Итак, мы собирались уезжать почти одновременно в разные концы Европы. Он — снимать фильм, а там, как говорится, «будем посмотреть». А я со своими детками, одного года и четырех лет — уже навсегда! Как говаривал Достоевский, самое невероятное это правда, и нет ничего фантастичнее реализма… Увы! А, может быть, и к лучшему, чтобы не очень скучали… Кто знает…
Перед круизом к кисельным берегам
Если мне правильно помнится, то последнее торжество, на котором мы побывали в доме Тарковских до его отъезда было 50-летие Андрея 4-го апреля 1982 года, от которого осталось тягостное впечатление. Андрея, как было принято и как полагалось, никто не поздравил официально. Накануне его отъезда не было опубликовано никаких соответствующих юбилею текстов, тем более никаких торжеств в Доме кино. Все затихли…
На дне рождения дома, кроме обычного состава, если я не ошибаюсь, была Марина, еще более скорбная, чем обычно, с глазами на мокром месте. Был также Арсений, первый сын, который последние годы начал все более регулярно появляться в новой семье отца… Мне кажется, что они ушли сравнительно быстро, а «мафия гуляла» по заведенному Ларисой порядку, отплясывая и заливая радость юбилея все той же водкой, которая продолжала стыдливо прятаться за тем же мольбертом Маэстро…
Кстати, вспоминается, как до этого мы прикатили с моим мужем к Тарковским не на Новый год, а первого числа, насмеялись тогда вдоволь… Хотя надо было, наверное, не смеяться, а плакать… Тот Новый год они встречали с Аркадием Стругацким и его женой. Она поддерживала совершенно узюзюканного Андрея, похожего на ребенка: «ой, Ольга, Дима… Давайте, ребята, проходите», — командовал Андрей, гостеприимно помахивая вялой рукой. Ларису удалось отыскать во второй квартире в «спячке» на маминой или Лялькиной кровати. Мы само собою подключились к новогоднему утру, всегда странному и специфичному, но уж чрезмерно убойному в этом никак не приукрашенном «пейзаже после битвы»… А как же здоровье Маэстро, который больше не пьет?
Но на всех последних торжествах, включая юбилей, проводы, уже не было Араика, выполнившего к тому моменту все свои обязанности по строительству дома в Мясном. Он был изгнан Андреем за какую-то растрату. Тем не менее он снова появится, как только уедет Андрей, кажется, в начале мая… Надо сказать, что Лариса не слишком быстро последует за своим супругом, погуляв «соломенной вдовой» где-то до середины августа.
Отсутствовала также Ларисина Лялька, взаимоотношения с которой, увы, требуют особого комментария.

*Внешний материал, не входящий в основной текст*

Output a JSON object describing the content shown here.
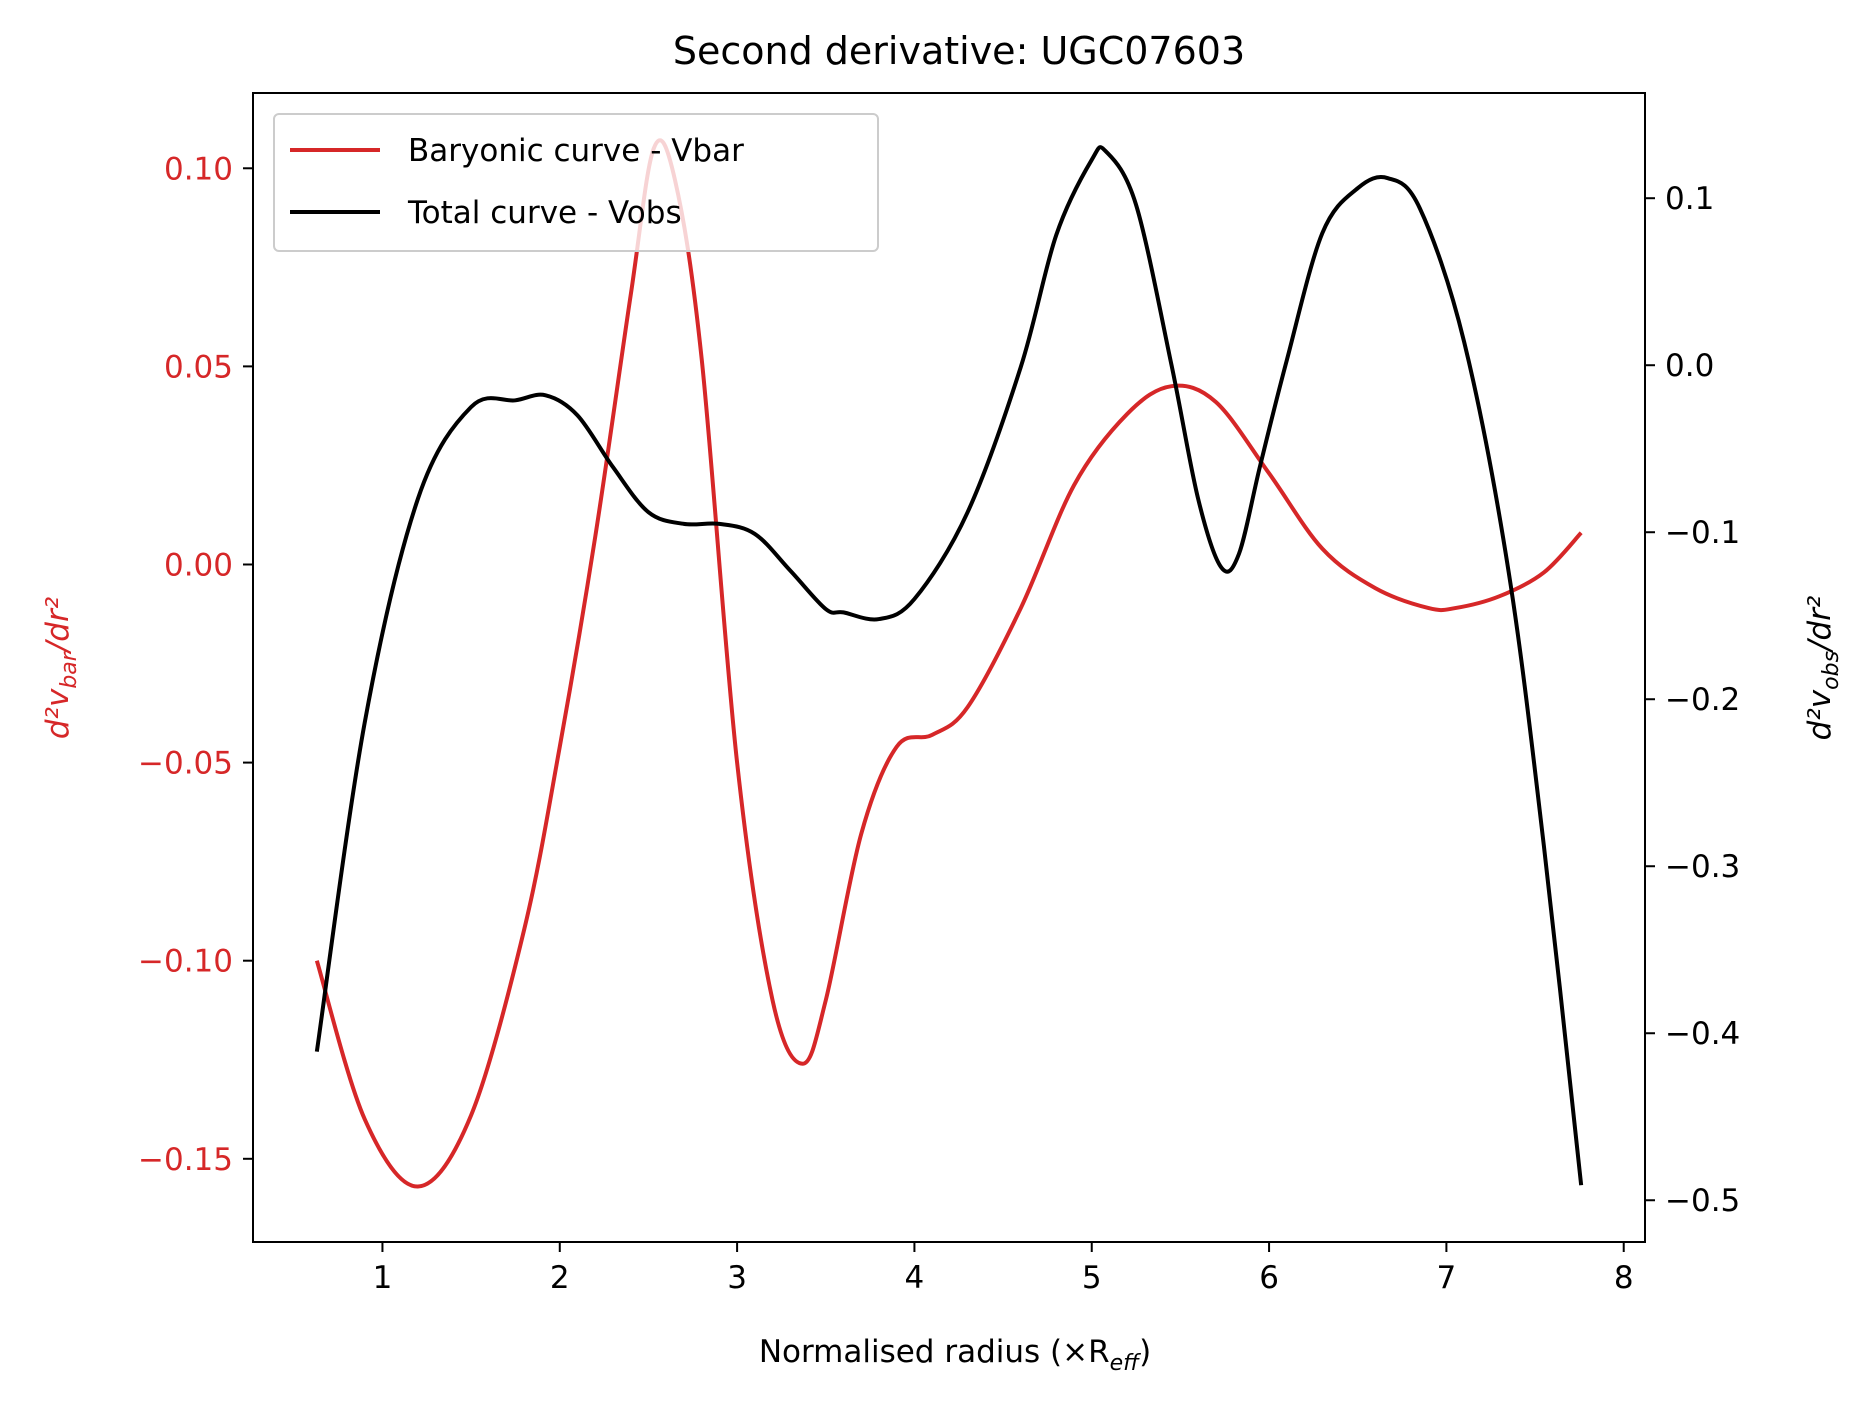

Как я уже писала, художественное воображение Маэстро рыжеволосая кудрявая Лялька поражала с самого начала. Она выросла в статную, всегда как будто немножко сонную девушку с припухшими губами. Особенно помнится одно из дней рождения уже на Мосфильмовской, когда Ляльке было лет шестнадцать.
Я была тогда на празднике с мамой и скорее она, чем я, обратила внимание, что Ляля сидела неотлучно по правую руку Андрея, чья рука время от времени соскальзывала, не без ее попустительства, на ее коленку… Я не имею понятия, как и что происходило между ними, тем более не могу себе представить, как этого могла не замечать такая ревнивая Лариса… Я не знаю, но дальнейшие события тоже выходили за рамки нормы, если рамки норм и сами нормы существуют вообще в нашей жизни…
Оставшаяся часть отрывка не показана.